Let $f:\mathbb{R}^2 \rightarrow \mathbb{R}$ be defined by:
$(x,y)\in \mathbb{R}^2 \rightarrow f(x,y)= x^2 - y^2$.
Find critical points, regular value, regular points.
My attempt:
$[D(a,b)f]=[2a -2b]$. This has rank $1$ since the number of non-zero rows is $1$, except at $(a,b)={\{\vec0\}}$. $a\in \mathbb{R}^2$ is a critical point of $D(a,b)f:\mathbb{R}^n \rightarrow \mathbb{R}^m$ if it has rank less than $m$. Here, $n=2,m=1$. ${\{\vec0\}}$ has rank $0<m$, so ${\{\vec0\}}$ is a critical point of $f$.

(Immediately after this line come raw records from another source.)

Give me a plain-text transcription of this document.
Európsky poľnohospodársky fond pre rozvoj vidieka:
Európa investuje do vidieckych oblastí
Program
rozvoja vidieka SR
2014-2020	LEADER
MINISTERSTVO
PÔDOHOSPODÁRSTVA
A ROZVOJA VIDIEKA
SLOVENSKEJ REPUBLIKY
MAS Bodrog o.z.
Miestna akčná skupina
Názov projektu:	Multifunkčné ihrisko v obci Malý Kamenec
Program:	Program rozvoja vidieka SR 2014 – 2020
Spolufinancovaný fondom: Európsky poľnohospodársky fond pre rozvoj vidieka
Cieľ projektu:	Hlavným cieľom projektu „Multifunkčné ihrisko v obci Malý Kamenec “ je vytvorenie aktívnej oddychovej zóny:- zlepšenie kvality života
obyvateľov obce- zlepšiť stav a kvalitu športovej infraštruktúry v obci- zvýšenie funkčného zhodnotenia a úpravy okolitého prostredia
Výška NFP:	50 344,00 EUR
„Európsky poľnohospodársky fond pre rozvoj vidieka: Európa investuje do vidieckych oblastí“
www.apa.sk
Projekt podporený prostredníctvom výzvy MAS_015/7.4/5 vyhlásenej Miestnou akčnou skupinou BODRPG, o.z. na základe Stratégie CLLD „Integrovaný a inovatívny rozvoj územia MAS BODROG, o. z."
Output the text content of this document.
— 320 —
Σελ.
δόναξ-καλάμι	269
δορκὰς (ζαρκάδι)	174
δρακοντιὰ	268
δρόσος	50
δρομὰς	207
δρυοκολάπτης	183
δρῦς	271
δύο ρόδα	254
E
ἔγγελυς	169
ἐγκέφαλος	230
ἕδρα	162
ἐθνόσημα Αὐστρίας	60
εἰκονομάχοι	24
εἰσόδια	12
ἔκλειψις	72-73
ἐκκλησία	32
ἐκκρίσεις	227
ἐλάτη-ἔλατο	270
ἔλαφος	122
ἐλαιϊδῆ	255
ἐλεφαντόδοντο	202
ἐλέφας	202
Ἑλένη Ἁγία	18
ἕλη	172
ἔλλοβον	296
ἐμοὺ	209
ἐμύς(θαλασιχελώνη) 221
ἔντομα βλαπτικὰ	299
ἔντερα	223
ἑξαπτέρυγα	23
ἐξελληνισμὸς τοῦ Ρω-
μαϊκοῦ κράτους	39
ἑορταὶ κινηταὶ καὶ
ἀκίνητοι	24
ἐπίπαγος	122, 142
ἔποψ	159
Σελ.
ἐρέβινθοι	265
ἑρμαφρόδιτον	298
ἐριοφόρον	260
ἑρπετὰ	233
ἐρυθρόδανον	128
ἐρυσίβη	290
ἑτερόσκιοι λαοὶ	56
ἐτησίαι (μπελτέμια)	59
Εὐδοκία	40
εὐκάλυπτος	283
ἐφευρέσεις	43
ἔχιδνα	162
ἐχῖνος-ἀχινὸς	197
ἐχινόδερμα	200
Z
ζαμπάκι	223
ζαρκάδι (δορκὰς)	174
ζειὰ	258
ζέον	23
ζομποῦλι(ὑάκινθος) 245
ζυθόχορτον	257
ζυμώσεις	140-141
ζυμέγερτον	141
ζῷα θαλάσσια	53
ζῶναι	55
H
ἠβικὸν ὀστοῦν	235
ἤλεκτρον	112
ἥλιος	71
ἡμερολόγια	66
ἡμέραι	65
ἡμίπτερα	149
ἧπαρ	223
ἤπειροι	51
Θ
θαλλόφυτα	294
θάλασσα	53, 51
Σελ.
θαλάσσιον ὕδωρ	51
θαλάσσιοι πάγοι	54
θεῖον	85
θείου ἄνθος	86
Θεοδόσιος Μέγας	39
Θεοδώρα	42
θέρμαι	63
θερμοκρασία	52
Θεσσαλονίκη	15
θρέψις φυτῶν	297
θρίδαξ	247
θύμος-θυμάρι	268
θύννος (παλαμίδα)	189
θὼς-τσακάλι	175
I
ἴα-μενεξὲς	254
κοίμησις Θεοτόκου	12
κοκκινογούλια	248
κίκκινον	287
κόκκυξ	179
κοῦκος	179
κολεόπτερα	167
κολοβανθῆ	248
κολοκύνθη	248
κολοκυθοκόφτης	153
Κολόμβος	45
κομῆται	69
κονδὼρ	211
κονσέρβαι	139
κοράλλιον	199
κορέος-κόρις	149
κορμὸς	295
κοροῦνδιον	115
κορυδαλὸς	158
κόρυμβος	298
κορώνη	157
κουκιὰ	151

A regular value of $f$ is a point in $\mathbb{R}^m-C_f$, here $C_f$ denotes the critical points of $f$. So in this case, the regular value of $f$ (denoted by $R_f$) is $R_f=\mathbb{R}-{\{\vec0\}}$.
The set of regular points of $f$ is $f^{-1}(R_f)$ so .. it is $f^{-1}(0)$, which is a manifold since,by definition, the inverse image of a regular value is a manifold.
If my attempt is correct, is there a way to calculate $f^{-1}(0)$?